Bart returns to the village for the funeral of his cousin Celine McQueen (Sarah George). When Celine's sister Cleo McQueen (Nadine Rose Mulkerrin) discovers him with heroin, she orders him to leave. Warren Fox (Jamie Lomas) barges into Bart's squat to find information about the overdose of his sister, Katy Fox (Hannah Tointon), but leaves. When Warren returns, he finds Cleo having an overdose and rushes her to hospital. After Warren pressures him for answers, Joel (now Rory Douglas-Speed) tells Warren that Bart supplied the drugs that killed Katy. Joel warns Bart that Warren is searching for him but Bart threatens to reveal Joel killed Katy so Joel pays Bart to leave the village.

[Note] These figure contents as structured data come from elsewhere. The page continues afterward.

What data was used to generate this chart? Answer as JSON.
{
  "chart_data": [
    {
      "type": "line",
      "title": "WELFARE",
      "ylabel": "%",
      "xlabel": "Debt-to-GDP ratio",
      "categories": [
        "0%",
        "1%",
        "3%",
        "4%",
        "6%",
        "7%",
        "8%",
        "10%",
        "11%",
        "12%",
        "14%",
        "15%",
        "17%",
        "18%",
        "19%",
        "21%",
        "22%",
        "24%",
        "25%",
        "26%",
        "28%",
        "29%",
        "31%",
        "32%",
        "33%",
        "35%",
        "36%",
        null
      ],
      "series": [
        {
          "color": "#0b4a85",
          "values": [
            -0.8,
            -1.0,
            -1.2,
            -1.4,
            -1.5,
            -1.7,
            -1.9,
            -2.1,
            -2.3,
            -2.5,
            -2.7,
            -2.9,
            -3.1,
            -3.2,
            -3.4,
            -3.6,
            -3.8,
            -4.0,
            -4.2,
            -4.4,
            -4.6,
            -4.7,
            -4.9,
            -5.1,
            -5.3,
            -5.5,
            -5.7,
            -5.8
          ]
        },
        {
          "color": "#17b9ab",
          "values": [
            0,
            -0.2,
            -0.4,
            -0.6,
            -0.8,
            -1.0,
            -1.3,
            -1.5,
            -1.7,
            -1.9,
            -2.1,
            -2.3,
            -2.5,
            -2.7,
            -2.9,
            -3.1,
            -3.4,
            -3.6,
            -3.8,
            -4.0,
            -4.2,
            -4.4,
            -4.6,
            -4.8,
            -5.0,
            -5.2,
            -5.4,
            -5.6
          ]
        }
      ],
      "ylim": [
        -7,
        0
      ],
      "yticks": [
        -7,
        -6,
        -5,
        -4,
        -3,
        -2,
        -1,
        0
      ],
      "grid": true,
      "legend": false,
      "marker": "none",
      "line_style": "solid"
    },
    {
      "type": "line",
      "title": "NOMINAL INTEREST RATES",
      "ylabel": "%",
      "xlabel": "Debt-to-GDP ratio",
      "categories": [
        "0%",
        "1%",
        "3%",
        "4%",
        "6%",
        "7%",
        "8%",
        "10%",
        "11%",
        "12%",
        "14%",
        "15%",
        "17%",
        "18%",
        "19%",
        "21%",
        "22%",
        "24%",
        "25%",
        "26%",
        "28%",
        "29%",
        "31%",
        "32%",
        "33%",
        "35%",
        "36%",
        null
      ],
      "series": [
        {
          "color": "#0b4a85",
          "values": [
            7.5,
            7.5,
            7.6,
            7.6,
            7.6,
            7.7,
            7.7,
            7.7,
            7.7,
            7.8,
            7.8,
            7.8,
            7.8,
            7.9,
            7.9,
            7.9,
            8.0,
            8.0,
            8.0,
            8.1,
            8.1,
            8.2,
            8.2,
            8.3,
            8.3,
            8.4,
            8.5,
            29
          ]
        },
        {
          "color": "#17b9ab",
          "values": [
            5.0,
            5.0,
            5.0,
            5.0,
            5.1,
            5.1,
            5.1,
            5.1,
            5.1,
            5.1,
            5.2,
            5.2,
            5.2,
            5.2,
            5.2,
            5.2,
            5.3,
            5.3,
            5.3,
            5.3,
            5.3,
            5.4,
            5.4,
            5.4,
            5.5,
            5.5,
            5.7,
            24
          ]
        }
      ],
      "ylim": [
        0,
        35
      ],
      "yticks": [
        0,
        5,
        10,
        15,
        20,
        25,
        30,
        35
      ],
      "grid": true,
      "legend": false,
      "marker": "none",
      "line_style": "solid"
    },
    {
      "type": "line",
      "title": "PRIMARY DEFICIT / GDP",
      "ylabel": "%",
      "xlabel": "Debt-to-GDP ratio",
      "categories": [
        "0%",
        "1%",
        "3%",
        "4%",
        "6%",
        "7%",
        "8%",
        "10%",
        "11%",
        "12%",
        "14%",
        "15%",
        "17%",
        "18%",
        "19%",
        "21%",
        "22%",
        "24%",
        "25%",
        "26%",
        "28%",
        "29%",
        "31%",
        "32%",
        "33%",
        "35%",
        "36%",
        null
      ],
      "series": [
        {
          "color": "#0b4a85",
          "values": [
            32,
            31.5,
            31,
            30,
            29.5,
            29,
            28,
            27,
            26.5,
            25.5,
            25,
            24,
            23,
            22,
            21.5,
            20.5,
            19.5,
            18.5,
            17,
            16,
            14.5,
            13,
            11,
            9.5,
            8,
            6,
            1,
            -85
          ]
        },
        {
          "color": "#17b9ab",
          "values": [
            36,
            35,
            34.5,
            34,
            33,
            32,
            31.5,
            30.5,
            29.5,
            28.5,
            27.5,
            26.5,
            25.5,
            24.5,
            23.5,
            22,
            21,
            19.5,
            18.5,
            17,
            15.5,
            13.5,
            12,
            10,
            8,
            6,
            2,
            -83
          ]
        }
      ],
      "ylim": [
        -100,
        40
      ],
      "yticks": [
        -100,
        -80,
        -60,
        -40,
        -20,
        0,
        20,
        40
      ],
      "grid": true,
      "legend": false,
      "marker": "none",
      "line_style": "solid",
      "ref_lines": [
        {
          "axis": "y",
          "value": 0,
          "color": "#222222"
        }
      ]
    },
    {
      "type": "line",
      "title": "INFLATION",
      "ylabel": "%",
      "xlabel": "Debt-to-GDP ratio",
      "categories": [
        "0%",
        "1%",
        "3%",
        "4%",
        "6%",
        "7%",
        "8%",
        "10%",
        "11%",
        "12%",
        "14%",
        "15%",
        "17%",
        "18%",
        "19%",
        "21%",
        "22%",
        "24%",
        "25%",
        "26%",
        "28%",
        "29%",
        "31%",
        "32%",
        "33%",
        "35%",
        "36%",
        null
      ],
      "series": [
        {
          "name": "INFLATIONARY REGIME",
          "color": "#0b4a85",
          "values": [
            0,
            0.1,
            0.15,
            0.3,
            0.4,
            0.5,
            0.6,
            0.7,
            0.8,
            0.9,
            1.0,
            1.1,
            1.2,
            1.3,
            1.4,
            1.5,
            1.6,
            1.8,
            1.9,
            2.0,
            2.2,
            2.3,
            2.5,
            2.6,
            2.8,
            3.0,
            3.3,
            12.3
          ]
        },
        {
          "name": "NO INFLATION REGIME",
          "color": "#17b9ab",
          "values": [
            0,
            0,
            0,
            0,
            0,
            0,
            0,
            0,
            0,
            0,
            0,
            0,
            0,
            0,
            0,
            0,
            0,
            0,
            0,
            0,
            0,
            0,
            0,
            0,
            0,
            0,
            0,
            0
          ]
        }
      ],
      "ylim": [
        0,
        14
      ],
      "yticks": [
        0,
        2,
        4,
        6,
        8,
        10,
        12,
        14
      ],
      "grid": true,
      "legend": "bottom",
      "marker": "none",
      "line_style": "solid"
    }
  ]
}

Bart returns and threatens Joel, who offers him support for his drug addiction. As he is leaving, Myra spots him and asks him to stay for her daughter's christening. At the christening reception, Bart steals money from the cards and persuades Cleo to take drugs with him again. However, instead, Cleo reveals that Bart is addicted to drugs and stole money so Myra alerts the police as Bart runs away. When the police find Bart, he tries to run but after spotting Warren, he chooses to be arrested. Warren asks his lawyer, James Nightingale (Gregory Finnegan), to secure Bart's freedom and James persuades Myra to retract her allegation so Warren can confront Bart. However, Bart decides to flee the village until Myra asks him to stay with her. Bart decides to be honest with Warren and post him a letter detailing the events of Katy's death, but Warren opens the door as he is about to post the letter and pulls him inside his flat. Warren later confesses to Sienna Blake (Anna Passey) that he has murdered Bart and Sienna agrees to hide his body. Warren has left Bart's corpse in the empty flat in the building and he and Sienna go to retrieve it. However, the new occupants Sally St. Claire (Annie Wallace) and Neeta Kaur (Amrit Maghera) try to get in so Warren's hides the body in the attic. To get rid of the body Warren pulls the fire alarm and puts the body in his van wrapped in a rug but Joel later takes the van to the funeral of Amy Barnes (Ashley Slanina-Davies) because he has equipment in the van to set up the church but Warren gets there before he can discover Bart's body and when the van does not start, he dumps the body in Amy's grave and the coffin containing Amy's body is buried on top. Joel later discovers that Warren killed Bart and is overwhelmed with guilt for his part in his death.

==Reception==
Clarke was nominated in the category of "Serial Drama Performance" at the 2012 National Television Awards, for his portrayal of Bart.